Catalog using worldwide scripts
Connexion client offers tools to help you catalog materials for various languages written in Arabic, Armenian, Bengali, Chinese, Cyrillic, Devanagari, Ethiopic, Greek, Hebrew, Japanese, Korean, Latin, Syriac, Tamil and Thai scripts. Each script includes multiple languages. For example: the Arabic script includes Arabic, Persian, and Urdu; the Bengali script includes Bengla and Assamese; the Cyrillic script includes Russian, Ukrainian, and Bulgarian; the Devanagari script includes Hindi and Marathi; the Hebrew script includes Hebrew, Yiddish, and Ladino; and the Latin script includes English, French, Spanish, and German.
Search WorldCat using over 90 indexes for records containing non-Latin script data and entering either script search terms or romanized (Latin-script equivalent) search terms. WorldCat indexes include both the non-Latin and romanized data in the same index.
Create bibliographic records with Latin script data only, non-Latin script data only, or any combination of multiple scripts. If you include both Latin and non-Latin script, the client provides paired fields that have the same tag number. The top field of the pair is for non-Latin-script data followed by a field for the corresponding romanized data. You can manually link or unlink pairs of fields as desired.
Export records to your Integrated Library System in MARC 21 format with either the MARC-8 or UTF-8 Unicode character set. Select which data (Latin script and/or non-Latin scripts) is included in exported records and, if both, which data to put in 880 fields. Note: Scripts that cannot be converted to MARC-8 such as Tamil and Thai can only be exported using the UTF-8 Unicode character set option.
Import MARC 21 records with either the MARC-8 or UTF-8 Unicode character set created in your Integrated Library System to edit and add to WorldCat.
Edit records using transliteration tools. The Arabic transliteration tool, included with the Connexion client software, automatically transliterates romanized data into Arabic script data for Arabic language records. The Persian transliteration tool automatically transliterates romanized data into Arabic script for Persian language records. Use the tools manually on displayed records or apply the tools automatically to Arabic-language or Persian-language records retrieved from WorldCat that do not already include Arabic script data. Additional transliteration macros, created by Joel Hahn, Niles Public Library District, are available for use with Connexion client to transliterate Cyrillic, Greek, and Hebrew to and from Latin script.
Use a CJK E-Dictionary to assist with Chinese, Japanese, and Korean character selection.
Display Arabic and Hebrew script data aligned on the right or left.

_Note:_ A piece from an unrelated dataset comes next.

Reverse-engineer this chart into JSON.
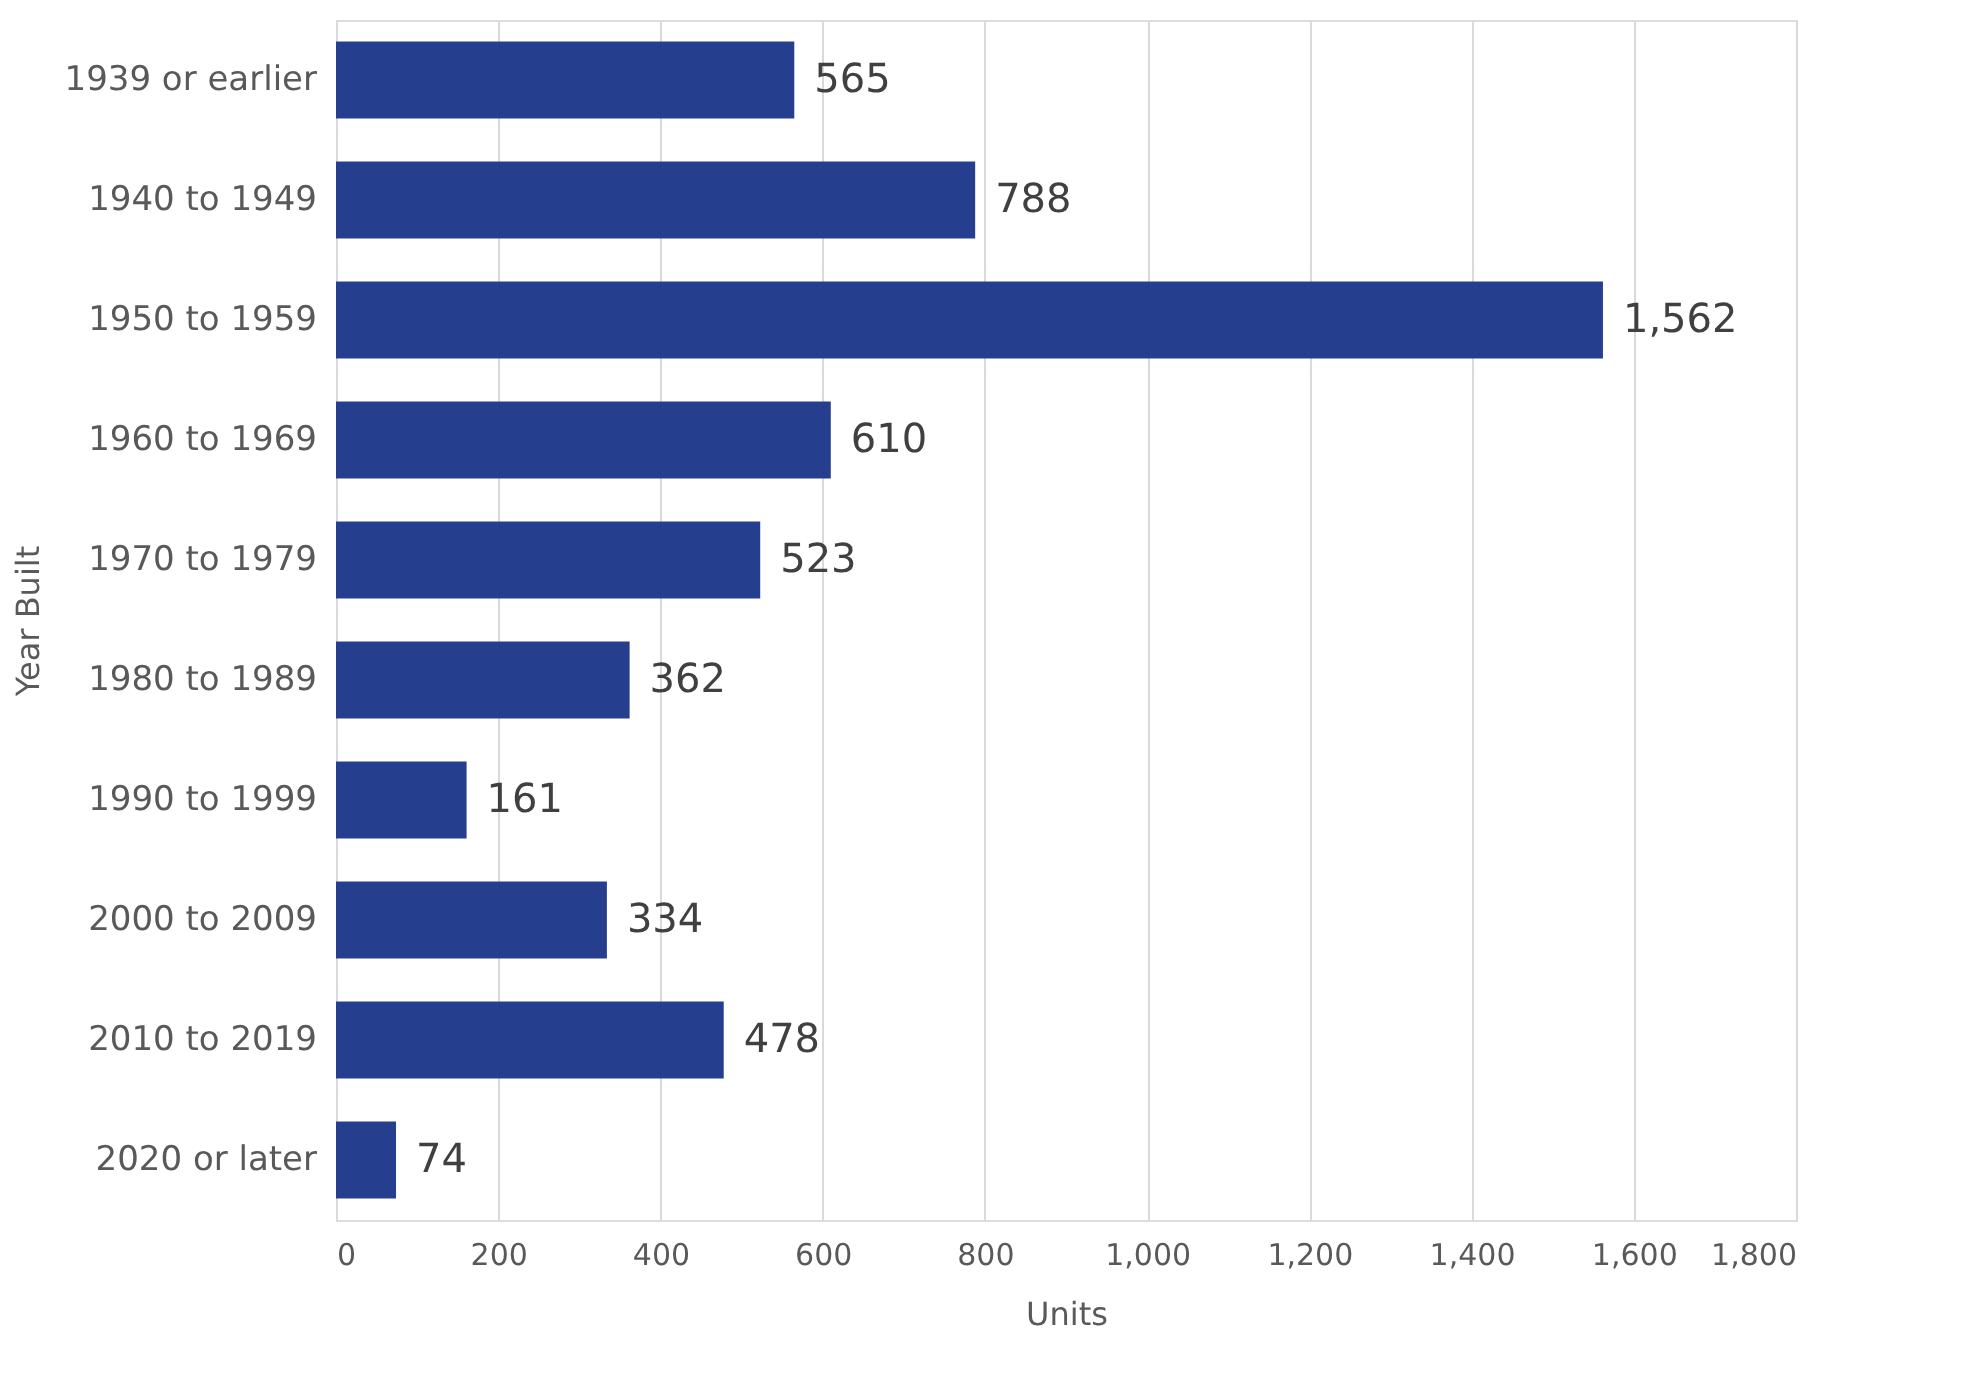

Manually enter bidirectional Unicode control characters in Arabic and Hebrew script to resolve issues with entering left-to-right multiple-digit numbers and punctuation in right-to-left fields.
Use the MARC-8 Verify tool to verify that all Unicode characters in your displayed record can be converted to MARC-8. Characters that cannot be converted to MARC-8 are identified in the record so you can easily find and edit them. For CJK cataloging, use the Convert to MARC-8 CJK tool to automatically convert invalid Chinese, Japanese, or Korean characters to valid MARC-8 characters. Note: For Arabic, Chinese, Cyrillic, Greek, Hebrew, Japanese, and, Korean, only characters that can be converted to MARC-8 are valid for input into WorldCat. For Bengali, Devanagari, Tamil, Thai, and other scripts to be implemented in the future, any Unicode characters are valid for input into WorldCat. All Unicode characters are valid for your local use when exporting records to your Integrated Library System in the UTF-8 Unicode export format.
Select from multiple client interface languages. Change the interface language to English, Chinese (Simplified), Chinese (Traditional), German, Japanese, Korean, or Spanish.
Enter non-Latin script using the Microsoft input keyboard or Input Method Editor (IME). Optionally, for Arabic, Cyrillic, and Hebrew scripts, use RLIN21 keyboards. RLIN21 keyboards include characters specific to each script, whereas Microsoft keyboards include characters specific to a language written in a specific script.